È mia convinzione sia necessario riprendere ad accogliere il dolore, a ospitarlo e a elaborarlo, ad accettarlo a livello esistenziale. Molti medici continuano a fidarsi del loro sentire, del loro percepire gli altri secondo una modalità affettiva. Solo da un ascolto attento del sentire, con tutto ciò che esso ha di non ancora compreso, ma affettivamente percepito e inconsciamente presentito, può nascere un’autentica elaborazione dell’esperienza.

 

Ora, che abbiamo dovuto accettare morte e dolore, che abbiamo più strumenti ed esperienza per riflettere, dobbiamo calare nella prassi quotidiana, specialmente quella che riguarda le fragilità e la cronicità, le nozioni apprese evitando gli errori del passato e costi personali ingiustificabili. Abbiamo bisogno di storie, non solo di numeri. Nel lungo termine potrebbero trarne vantaggio la nostra capacità empatica, la nostra prassi clinica e le nostre modalità assistenziali.

 

“Adesso che so di avere un cancro alla prostata, diffuso ai nodi linfatici e alle ossa, cosa voglio in un dottore? direi che voglio un dottore che sia un «lettore puro» della malattia e un buon critico della medicina. Mi aggrappo alla mia fede nella critica letteraria, la disciplina principale della mia vita. Inoltre mi piacerebbe un dottore che fosse non solo un eccellente medico del fisico ma anche un po’ del metafisico. Qualcuno che sappia curare il corpo e l’anima. C’è un sé fisico che è ammalato, e c’è un sé metafisico che è ammalato. Quando moriamo la nostra filosofia muore con noi. Per questo voglio qualcuno che abbia un penchant per la metafisica a tenermi compagnia. Per avere accesso al mio corpo il mio dottore deve arrivare al mio carattere. Deve passare attraverso la mia anima – non solo attraverso il mio ano.

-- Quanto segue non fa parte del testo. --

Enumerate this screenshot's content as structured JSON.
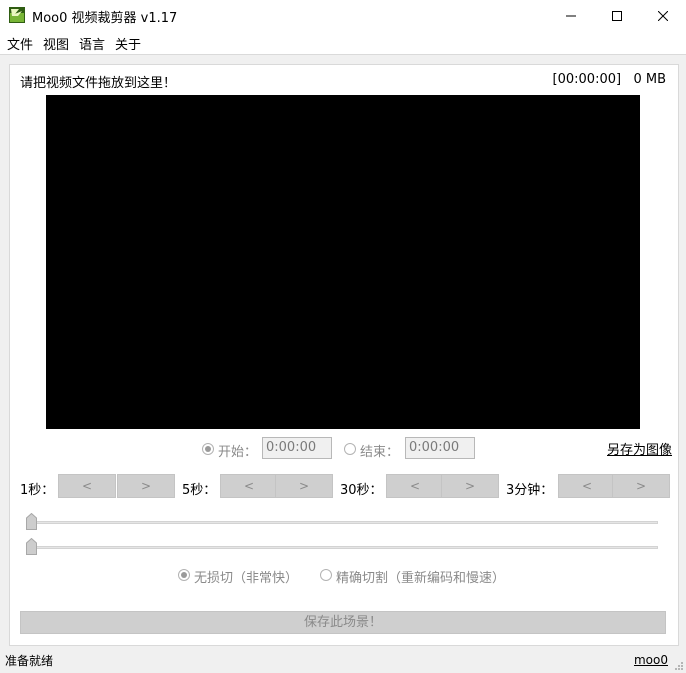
{
  "window": {
    "title": "Moo0 视频裁剪器 v1.17"
  },
  "menu": {
    "items": [
      "文件",
      "视图",
      "语言",
      "关于"
    ]
  },
  "main": {
    "drop_hint": "请把视频文件拖放到这里！",
    "time_info": "[00:00:00]   0 MB",
    "start_label": "开始：",
    "start_value": "0:00:00",
    "end_label": "结束：",
    "end_value": "0:00:00",
    "save_image_link": "另存为图像",
    "steps": [
      {
        "label": "1秒：",
        "prev": "<",
        "next": ">"
      },
      {
        "label": "5秒：",
        "prev": "<",
        "next": ">"
      },
      {
        "label": "30秒：",
        "prev": "<",
        "next": ">"
      },
      {
        "label": "3分钟：",
        "prev": "<",
        "next": ">"
      }
    ],
    "mode_lossless": "无损切（非常快）",
    "mode_precise": "精确切割（重新编码和慢速）",
    "save_button": "保存此场景！"
  },
  "status": {
    "text": "准备就绪",
    "link": "moo0"
  },
  "colors": {
    "video_bg": "#000000",
    "disabled_button": "#cfcfcf",
    "window_bg": "#f0f0f0"
  }
}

Quella è la porta di servizio della mia personalità” (Broyard, 2008).

 

La pandemia ha fatto emergere criticità non più sostenibili e messo le premesse di cambiamenti radicali per una professione che possa continuare a curare il fisico non più dimenticando il metafisico.
Non credo succederà, però mi piace pensarlo.

Bibliografia

Asioli F. (2019), La relazione di cura. Difficoltà e crisi del rapporto medico-paziente, Franco Angeli.
Broyard A. (2008), La morte asciutta, BUR.
Guardini R. (1993), Ritratto della malinconia, Morcelliana.
Han B. (2021), La società senza dolore. Perché abbiamo bandito la sofferenza dalle nostre vite, Einaudi.
Rozzini R. (2020), Un ospedale in trincea, Morcelliana- Scholé.